Салли
Во вторник у меня поздняя встреча, поэтому Тео едет на работу сама. Когда я возвращаюсь домой, она уже на заднем дворе с моим отцом, стол для пикника уставлен тарелками с лососем в лимонном соусе, арбузным салатом и спаржей на гриле.
Мой отец выглядит так, будто принял душ и, возможно, даже причесался. По крайней мере, пальцами.
Трапеза проходит в спокойной и расслабленной обстановке. Мы с Тео украдкой поглядываем друг на друга, сдерживая улыбки. Воспоминания о том, чем мы занимались прошлой ночью, нагревает атмосферу между нами. Теперь я даже сидеть рядом с ней не могу спокойно, чтобы у меня не покалывало кожу. Я не могу передать ей салфетку, чтобы между кончиками наших пальцев не проскочили искры.
Мы договорились, что это будет один раз, но я уже знаю, как тяжело будет лежать сегодня в своей постели, зная, что она всего в двух шагах от меня.
Тео так чертовски неотразима.
Она такая нежная и чувствительная… но, когда я прикасаюсь к ней, под поверхностью бурлит река.
Прошлой ночью я едва окунулся в этот поток.
Там намного больше, я знаю. Чертовски намного больше.
И я хочу этого.
Весь день на работе я представлял, как стрелки часов показывают полночь. Я выскальзываю из-под простыней, пробираюсь по коридору… костяшками пальцев тихонько стучу в ее дверь… Тео стоит в дверном проеме, ее темные волосы распущены, грудь мягкая без лифчика, футболка едва прикрывает бедра…
Нет, я не могу сделать это снова. Это создаст прецедент. Будто теперь это будет происходить каждую ночь. Ей может показаться, что она должна сказать «да», потому что накануне она сказала «да».
То есть, я надеюсь, ей понравилось говорить «да» накануне…
Но это неважно. Я не должен был спрашивать ее сразу после того, как мы договорились, что не будем трахаться.
Обычно я гораздо лучше держу свое слово.
Черт побери, Тео не упрощает мою задачу…
Посмотрите на нее сейчас, в этом темно-синем топе, как он спускается с ее плеч…
У Тео потрясающая кожа. Свет касается ее, как перламутра, высвечивая сотню тончайших оттенков голубого, зеленого, золотого и розового среди кремового.
Она создана для свечей, для ужинов во дворе, для соленого вечернего воздуха, который заставляет завиваться волосы вокруг ее лица. Она разговаривает с моим отцом, смеется, ее голос звучит в воздухе, мягкий, успокаивающий и мелодичный.

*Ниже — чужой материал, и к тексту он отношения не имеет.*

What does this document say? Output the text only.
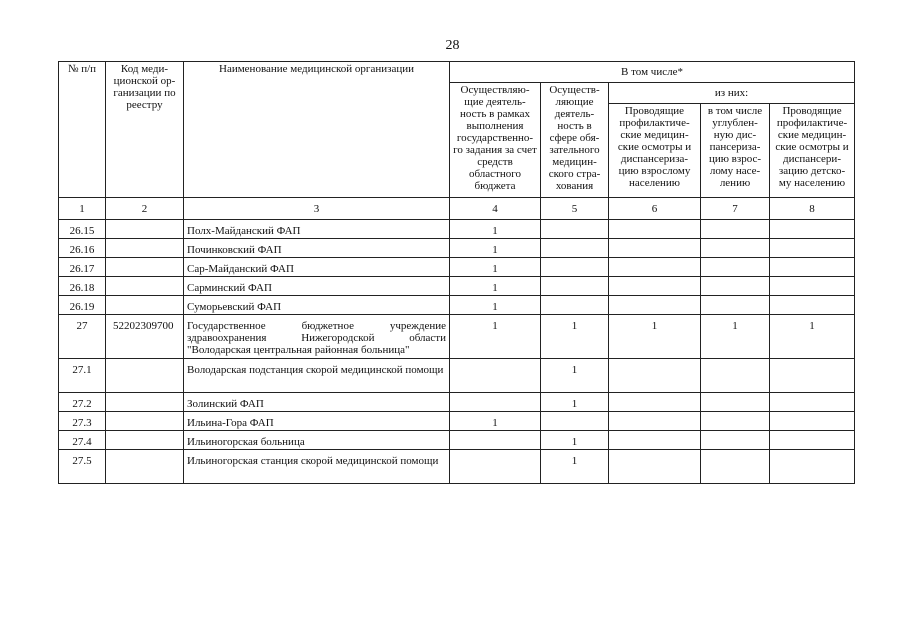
28
№ п/п	Код меди-ционской ор-ганизации по реестру	Наименование медицинской организации	В том числе*				
			Осуществляю-щие деятель-ность в рамках выполнения государственно-го задания за счет средств областного бюджета	Осуществ-ляющие деятель-ность в сфере обя-зательного медицин-ского стра-хования	из них:		
					Проводящие профилактиче-ские медицин-ские осмотры и диспансериза-цию взрослому населению	в том числе углублен-ную дис-пансериза-цию взрос-лому насе-лению	Проводящие профилактиче-ские медицин-ские осмотры и диспансери-зацию детско-му населению
1	2	3	4	5	6	7	8
26.15		Полх-Майданский ФАП	1				
26.16		Починковский ФАП	1				
26.17		Сар-Майданский ФАП	1				
26.18		Сарминский ФАП	1				
26.19		Суморьевский ФАП	1				
27	52202309700	Государственное бюджетное учреждение здравоохранения Нижегородской области "Володарская центральная районная больница"	1	1	1	1	1
27.1		Володарская подстанция скорой медицинской помощи		1			
27.2		Золинский ФАП		1			
27.3		Ильина-Гора ФАП	1				
27.4		Ильиногорская больница		1			
27.5		Ильиногорская станция скорой медицинской помощи		1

Тео испекла булочки с медовым маслом. Она уже съела четыре из них. Я съел шесть, так что осуждать не берусь.
Пока она намазывает маслом пятую, я говорю:
― Ты выглядишь голодной…
Она смотрит на меня из-под ресниц.
― Я умираю от голода.
Она отрывает кусочек булочки и макает его во взбитое масло. Когда она отправляет его в рот, то задерживает на мне взгляд, а ее язык слизывает немного масла с края большого пальца.
Вот дерьмо.
Может, Тео все-таки не будет возражать против моего визита…
Я не могу перестать вспоминать мягкость губ ее киски.

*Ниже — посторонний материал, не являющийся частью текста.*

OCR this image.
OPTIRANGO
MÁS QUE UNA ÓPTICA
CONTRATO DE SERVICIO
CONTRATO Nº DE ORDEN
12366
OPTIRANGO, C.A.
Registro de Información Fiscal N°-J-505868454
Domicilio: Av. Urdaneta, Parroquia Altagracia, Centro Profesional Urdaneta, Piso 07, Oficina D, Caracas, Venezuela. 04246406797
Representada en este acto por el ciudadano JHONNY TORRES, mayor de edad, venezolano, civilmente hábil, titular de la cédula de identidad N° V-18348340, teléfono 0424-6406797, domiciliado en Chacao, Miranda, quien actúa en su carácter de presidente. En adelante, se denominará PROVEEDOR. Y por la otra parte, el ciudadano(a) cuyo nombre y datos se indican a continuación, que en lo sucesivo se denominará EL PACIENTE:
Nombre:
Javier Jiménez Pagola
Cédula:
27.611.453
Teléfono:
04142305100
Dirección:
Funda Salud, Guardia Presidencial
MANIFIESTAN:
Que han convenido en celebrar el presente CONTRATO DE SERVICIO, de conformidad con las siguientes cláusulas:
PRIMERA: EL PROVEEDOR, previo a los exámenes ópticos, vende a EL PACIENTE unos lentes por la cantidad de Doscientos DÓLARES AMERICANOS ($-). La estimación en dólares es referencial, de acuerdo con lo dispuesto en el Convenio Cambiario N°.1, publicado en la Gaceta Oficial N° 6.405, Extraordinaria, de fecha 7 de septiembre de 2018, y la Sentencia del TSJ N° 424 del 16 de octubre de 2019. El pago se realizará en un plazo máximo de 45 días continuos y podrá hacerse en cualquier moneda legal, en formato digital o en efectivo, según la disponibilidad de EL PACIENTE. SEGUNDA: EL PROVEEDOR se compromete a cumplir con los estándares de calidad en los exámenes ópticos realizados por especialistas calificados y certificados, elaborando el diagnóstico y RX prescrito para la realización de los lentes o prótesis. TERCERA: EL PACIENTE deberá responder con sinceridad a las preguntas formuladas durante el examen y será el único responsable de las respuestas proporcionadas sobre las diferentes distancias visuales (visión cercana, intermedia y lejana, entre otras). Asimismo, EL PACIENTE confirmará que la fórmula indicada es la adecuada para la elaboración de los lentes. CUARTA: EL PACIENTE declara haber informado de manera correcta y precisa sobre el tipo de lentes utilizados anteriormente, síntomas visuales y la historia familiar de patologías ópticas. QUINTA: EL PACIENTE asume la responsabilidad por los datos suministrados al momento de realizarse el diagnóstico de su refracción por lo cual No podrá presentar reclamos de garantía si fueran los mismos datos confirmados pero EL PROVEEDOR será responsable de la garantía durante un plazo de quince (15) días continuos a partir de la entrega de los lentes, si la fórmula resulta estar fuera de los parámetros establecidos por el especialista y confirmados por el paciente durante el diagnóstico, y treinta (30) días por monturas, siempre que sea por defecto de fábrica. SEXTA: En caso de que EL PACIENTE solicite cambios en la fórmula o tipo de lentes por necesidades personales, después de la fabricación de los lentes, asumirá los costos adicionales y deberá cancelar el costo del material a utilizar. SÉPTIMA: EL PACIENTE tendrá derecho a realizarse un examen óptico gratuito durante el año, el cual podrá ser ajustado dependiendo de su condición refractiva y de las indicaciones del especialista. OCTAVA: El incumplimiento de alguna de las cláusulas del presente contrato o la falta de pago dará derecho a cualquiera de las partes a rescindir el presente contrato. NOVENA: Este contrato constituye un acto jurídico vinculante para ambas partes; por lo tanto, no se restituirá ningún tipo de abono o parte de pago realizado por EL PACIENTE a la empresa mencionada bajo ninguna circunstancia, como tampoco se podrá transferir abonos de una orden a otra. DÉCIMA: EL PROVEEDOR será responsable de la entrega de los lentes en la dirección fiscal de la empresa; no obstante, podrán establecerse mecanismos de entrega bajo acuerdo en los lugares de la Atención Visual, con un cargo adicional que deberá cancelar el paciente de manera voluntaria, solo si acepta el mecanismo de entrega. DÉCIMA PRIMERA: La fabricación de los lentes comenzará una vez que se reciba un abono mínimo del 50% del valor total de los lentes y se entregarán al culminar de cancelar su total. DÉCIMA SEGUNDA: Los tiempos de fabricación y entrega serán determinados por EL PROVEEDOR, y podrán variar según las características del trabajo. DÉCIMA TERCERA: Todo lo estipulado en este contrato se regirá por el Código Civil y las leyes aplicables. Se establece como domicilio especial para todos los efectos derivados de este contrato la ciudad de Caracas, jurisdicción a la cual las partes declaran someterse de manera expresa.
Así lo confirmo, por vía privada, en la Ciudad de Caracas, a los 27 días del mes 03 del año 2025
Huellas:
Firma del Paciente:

Как только прикоснулся к ней, я понял, что должен попробовать ее на вкус…
Пути назад уже не было, я словно спрыгнул с крыши. Момент, когда я сказал: «К черту!», и зарылся лицом в ее киску… вкус ее бархатистой сладости на моем языке…
Я знаю, что она тоже об этом думает. Она продолжает жевать краешек губы, а ее колени сжимаются под столом.

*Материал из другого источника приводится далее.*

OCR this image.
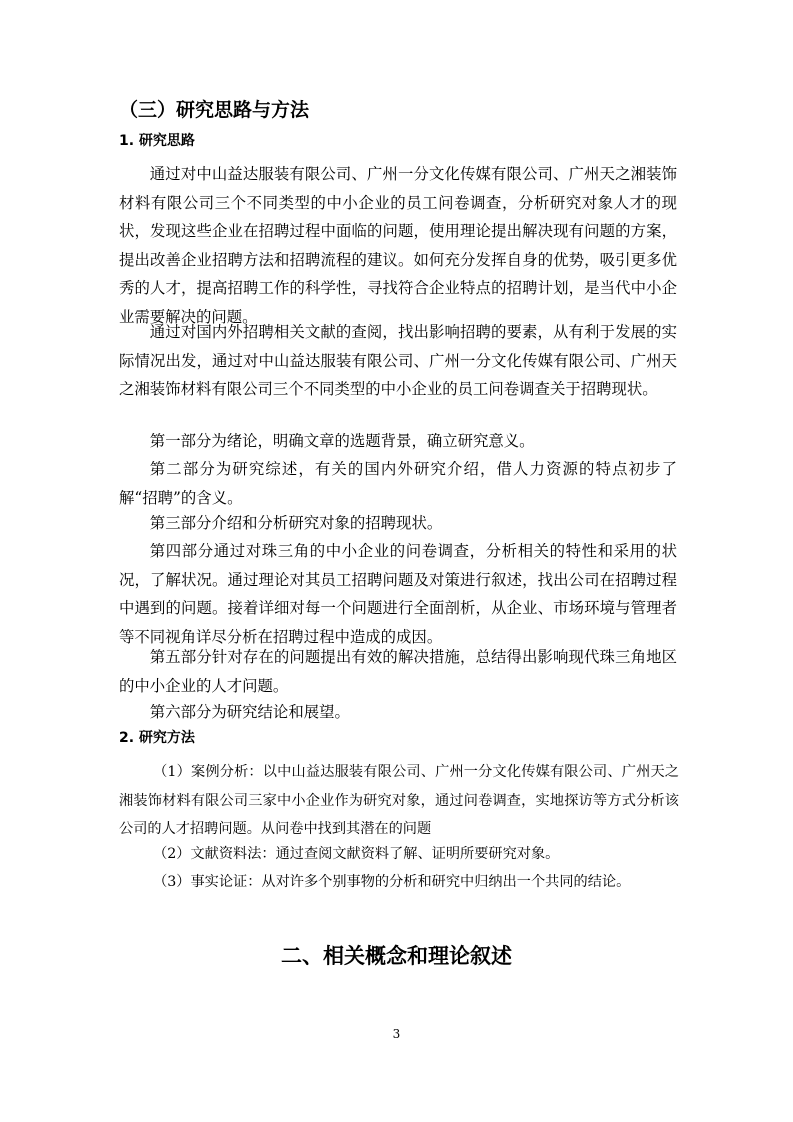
（三）研究思路与方法
1. 研究思路

通过对中山益达服装有限公司、广州一分文化传媒有限公司、广州天之湘装饰材料有限公司三个不同类型的中小企业的员工问卷调查，分析研究对象人才的现状，发现这些企业在招聘过程中面临的问题，使用理论提出解决现有问题的方案，提出改善企业招聘方法和招聘流程的建议。如何充分发挥自身的优势，吸引更多优秀的人才，提高招聘工作的科学性，寻找符合企业特点的招聘计划，是当代中小企业需要解决的问题。

通过对国内外招聘相关文献的查阅，找出影响招聘的要素，从有利于发展的实际情况出发，通过对中山益达服装有限公司、广州一分文化传媒有限公司、广州天之湘装饰材料有限公司三个不同类型的中小企业的员工问卷调查关于招聘现状。

第一部分为绪论，明确文章的选题背景，确立研究意义。

第二部分为研究综述，有关的国内外研究介绍，借人力资源的特点初步了解“招聘”的含义。

第三部分介绍和分析研究对象的招聘现状。

第四部分通过对珠三角的中小企业的问卷调查，分析相关的特性和采用的状况，了解状况。通过理论对其员工招聘问题及对策进行叙述，找出公司在招聘过程中遇到的问题。接着详细对每一个问题进行全面剖析，从企业、市场环境与管理者等不同视角详尽分析在招聘过程中造成的成因。

第五部分针对存在的问题提出有效的解决措施，总结得出影响现代珠三角地区的中小企业的人才问题。

第六部分为研究结论和展望。

2. 研究方法

（1）案例分析：以中山益达服装有限公司、广州一分文化传媒有限公司、广州天之湘装饰材料有限公司三家中小企业作为研究对象，通过问卷调查，实地探访等方式分析该公司的人才招聘问题。从问卷中找到其潜在的问题

（2）文献资料法：通过查阅文献资料了解、证明所要研究对象。

（3）事实论证：从对许多个别事物的分析和研究中归纳出一个共同的结论。

二、相关概念和理论叙述
3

Мой отец должен понимать, что между нами что-то произошло. Не думаю, что он сегодня пил или, по крайней мере, не так много, как обычно, ― у него ясные глаза, и он наблюдает за нами с Тео слишком пристально.
― Вы вместе ходили в школу?
― Точно. ― Тео кивает.
― Хм… ― Он берет пальцами копье спаржи и перекусывает его пополам. ― Тогда почему я никогда не видел тебя здесь с остальными хулиганами?
― Папа…
― Я была ботаником, ― легкомысленно говорит Тео. ― И до сих пор им остаюсь, на самом деле.
― Ты не была ботаником. ― Не знаю, почему это прозвучало резко, как будто я на нее злюсь.
Тео смотрит на меня, приподняв бровь.
― Меня это не беспокоит, Салли.
То, что она назвала меня сокращенным именем, выводит меня из равновесия ― никто не называет меня так, кроме брата и отца. И мамы, раньше.
Мне нравится, как оно звучит на губах Тео. Оно мягче, чем Салливан, ― игривое и ласковое.
Тео не обижается на то, что ее считают ботаником.
А вот я ― да.
― Ты не была ботаником. Ты была просто… собой.
― Спасибо, ― говорит она без особого энтузиазма.
― Я имею в виду… в старшей школе все так отчаянно пытаются произвести впечатление, проявить себя, вписаться в компанию… ты, кажется, никогда не стремилась ни к чему из этого.
Тео покачала головой.
― Я просто не умела этого делать.
Помню, как в обеденный перерыв я наблюдал, как она читала роман в кафетерии, положив раскрытую книгу на колени, пока ела лапшу, разогретую в микроволновке. Она ни разу не подняла глаз, не отреагировала на шум или грохот подносов вокруг, полностью поглощенная историей.
Я наблюдал за эмоциями на ее лице ― волнение, интрига, беспокойство, облегчение… и завидовал тому, что Тео каким-то образом удалось сбежать, в то время как все мы все еще торчим в школе.
― Ты выделялась, ― говорю я. ― Даже не разговаривая. Вот почему те девчонки не оставляли тебя в покое.
То, что я говорю, ― правда. Некоторые тихие люди сливаются с фоном. Но было невозможно проигнорировать присутствие Тео в комнате. По крайней мере, я никогда не мог.
― Стелла часто говорила, ― замечает мой отец, нанизывая на вилку кубик арбуза и отправляя его в рот. ― Что некоторые люди обладают некой притягательностью, которая заставляет наблюдать за ними.
Я удивленно смотрю на него. Мой папа редко говорит о маме. Да он вообще мало о чем говорит ― ужинать со мной два вечера подряд ― это редкость. А болтать все это время? Беспрецедентно.
Блюда Тео вызывают желание задержаться. Они требуют, чтобы их смаковали, просили добавки, наслаждались ими за разговорами. Когда мы заканчиваем, чувство удовлетворения настолько сильное, что все, что мы можем сделать, ― это откинуться на спинки стульев и смотреть на звезды.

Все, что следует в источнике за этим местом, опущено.